When assessing the benefit of potentially reduced employment taxes, LLC members must also be aware of the withholding and reporting requirements that will apply if an S election is made. In the case of an LLC with no current employees (and no current payroll system), withholding and reporting compliance may reduce or eliminate any employment tax savings associated with making the S election.
The S election will also subject the LLC to the comparatively complex, rigid rules governing S corporations. Importantly, S corporations are limited in the type and number of shareholders allowed. An LLC that makes an S election cannot have corporations, partnerships, or non-resident alien individuals as shareholders. Another important limitation is the single class of stock rule. S corporations are prohibited from issuing multiple classes of stock that confer different liquidation or distribution rights to holders. Different voting rights, however, are permissible.

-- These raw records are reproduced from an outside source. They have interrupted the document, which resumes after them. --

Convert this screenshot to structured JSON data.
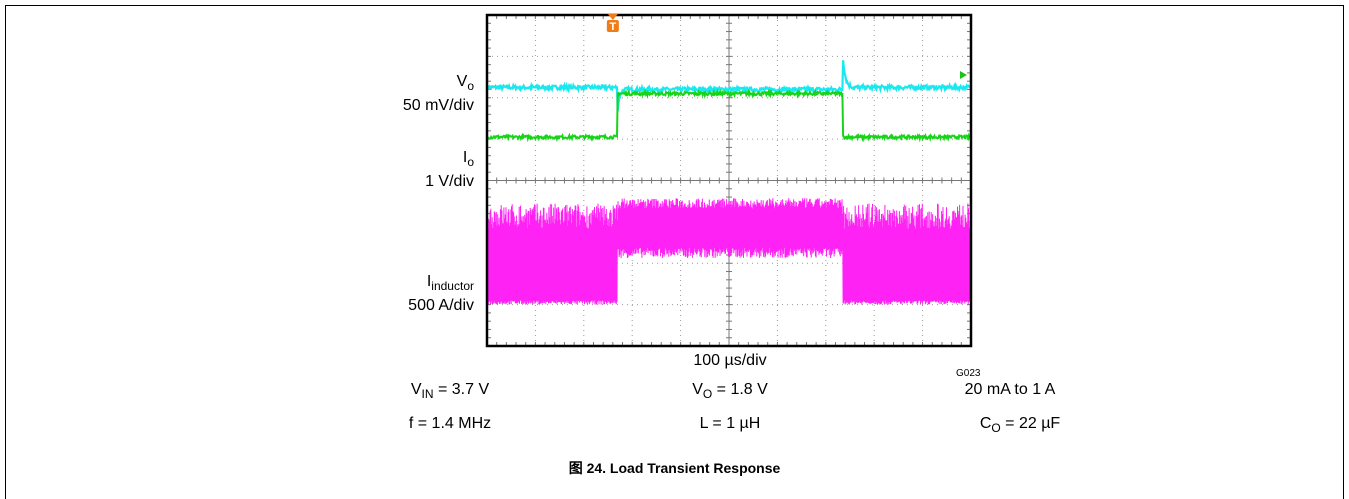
{
  "chart_data": {
    "type": "line",
    "title": "",
    "xlabel": "100 µs/div",
    "ylabel": "",
    "grid": true,
    "divisions": {
      "x": 10,
      "y": 8
    },
    "channels": [
      {
        "name": "V",
        "name_sub": "o",
        "scale": "50 mV/div",
        "color": "#19e8f0",
        "baseline_div": 6.25,
        "step_div": -0.05,
        "transient_div": 0.8,
        "noise_div": 0.05
      },
      {
        "name": "I",
        "name_sub": "o",
        "scale": "1 V/div",
        "color": "#18d418",
        "baseline_div": 5.05,
        "step_div": 1.05,
        "transient_div": 0,
        "noise_div": 0.04
      },
      {
        "name": "I",
        "name_sub": "inductor",
        "scale": "500 A/div",
        "color": "#ff22f4",
        "baseline_div": 1.0,
        "step_div": 1.2,
        "switching_high_div": 2.45,
        "noise_div": 0.25
      }
    ],
    "load_step": {
      "start_div": 2.7,
      "end_div": 7.35
    },
    "trigger_marker": "T"
  },
  "conditions": {
    "vin_label": "V",
    "vin_sub": "IN",
    "vin_value": " = 3.7 V",
    "vo_label": "V",
    "vo_sub": "O",
    "vo_value": " = 1.8 V",
    "load": "20 mA to 1 A",
    "freq": "f = 1.4 MHz",
    "inductance": "L = 1 µH",
    "co_label": "C",
    "co_sub": "O",
    "co_value": " = 22 µF"
  },
  "graph_code": "G023",
  "caption": "图 24. Load Transient Response"
}
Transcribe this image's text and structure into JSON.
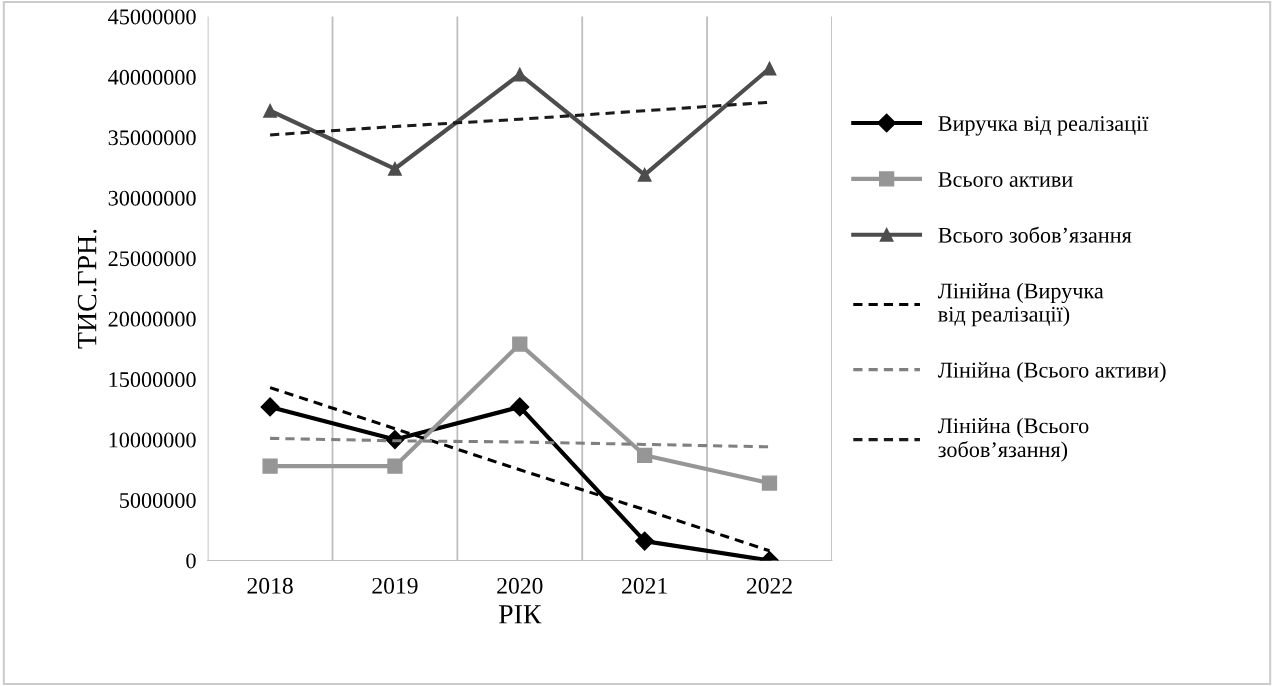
{
  "chart_data": {
    "type": "line",
    "xlabel": "РІК",
    "ylabel": "ТИС.ГРН.",
    "categories": [
      "2018",
      "2019",
      "2020",
      "2021",
      "2022"
    ],
    "ylim": [
      0,
      45000000
    ],
    "yticks": [
      0,
      5000000,
      10000000,
      15000000,
      20000000,
      25000000,
      30000000,
      35000000,
      40000000,
      45000000
    ],
    "grid": "x",
    "legend": "right",
    "series": [
      {
        "name": "Виручка від реалізації",
        "color": "#000000",
        "marker": "diamond",
        "line_style": "solid",
        "values": [
          12700000,
          10000000,
          12700000,
          1600000,
          0
        ]
      },
      {
        "name": "Всього активи",
        "color": "#969696",
        "marker": "square",
        "line_style": "solid",
        "values": [
          7800000,
          7800000,
          17900000,
          8700000,
          6400000
        ]
      },
      {
        "name": "Всього зобов’язання",
        "color": "#4d4d4d",
        "marker": "triangle",
        "line_style": "solid",
        "values": [
          37200000,
          32400000,
          40200000,
          31900000,
          40700000
        ]
      },
      {
        "name": "Лінійна (Виручка від реалізації)",
        "color": "#000000",
        "marker": "none",
        "line_style": "dashed",
        "values": [
          14300000,
          10900000,
          7500000,
          4200000,
          800000
        ]
      },
      {
        "name": "Лінійна (Всього активи)",
        "color": "#808080",
        "marker": "none",
        "line_style": "dashed",
        "values": [
          10100000,
          9900000,
          9800000,
          9600000,
          9400000
        ]
      },
      {
        "name": "Лінійна (Всього зобов’язання)",
        "color": "#1a1a1a",
        "marker": "none",
        "line_style": "dashed",
        "values": [
          35200000,
          35900000,
          36500000,
          37200000,
          37900000
        ]
      }
    ]
  }
}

Conformity with this rule can potentially limit one of the major benefits of the LLC – flexibility in structuring the business arrangement between the members. LLC operating agreements commonly contain special allocations of income or loss, and distribution or liquidation provisions that treat members differently. This flexibility to define the business arrangement between the parties often reflects varying amounts of capital, services, or other contributions each member has or is willing to make to the venture. An LLC that makes an S election cannot include any special allocation, distribution, or liquidation provisions that treat members differently. Each member will be required to receive allocations of income, loss and other tax items, as well as distributions and liquidations, in accordance with their respective interests in the LLC (capital account balances).
In analyzing whether an S election should be made, LLCs should be cognizant of the benefits and burdens association with taxation under Subchapter S of the Internal Revenue Code. First, a reasonable estimate of the potential employment tax savings should be made. This will depend upon the anticipated net income of the LLC, and the reasonable compensation paid to members that perform services for the LLC. Note that this tax benefit may be reduced by the added complexity of payroll tax withholding and reporting requirements. If a reasonable benefit or tax savings warrants further consideration, the LLC’s members should determine whether the LLC currently has or anticipates any activities or events that may disqualify it from making an S election. This includes ineligible members (e.g. corporations and partnership) or special allocations or differing distribution and liquidation rights among the members. Overall, an LLC S election may be an effective way to produce significant tax savings, but is only suited to certain businesses and ownership groups that fully appreciate the increase in complexity and rigidity associated with the election.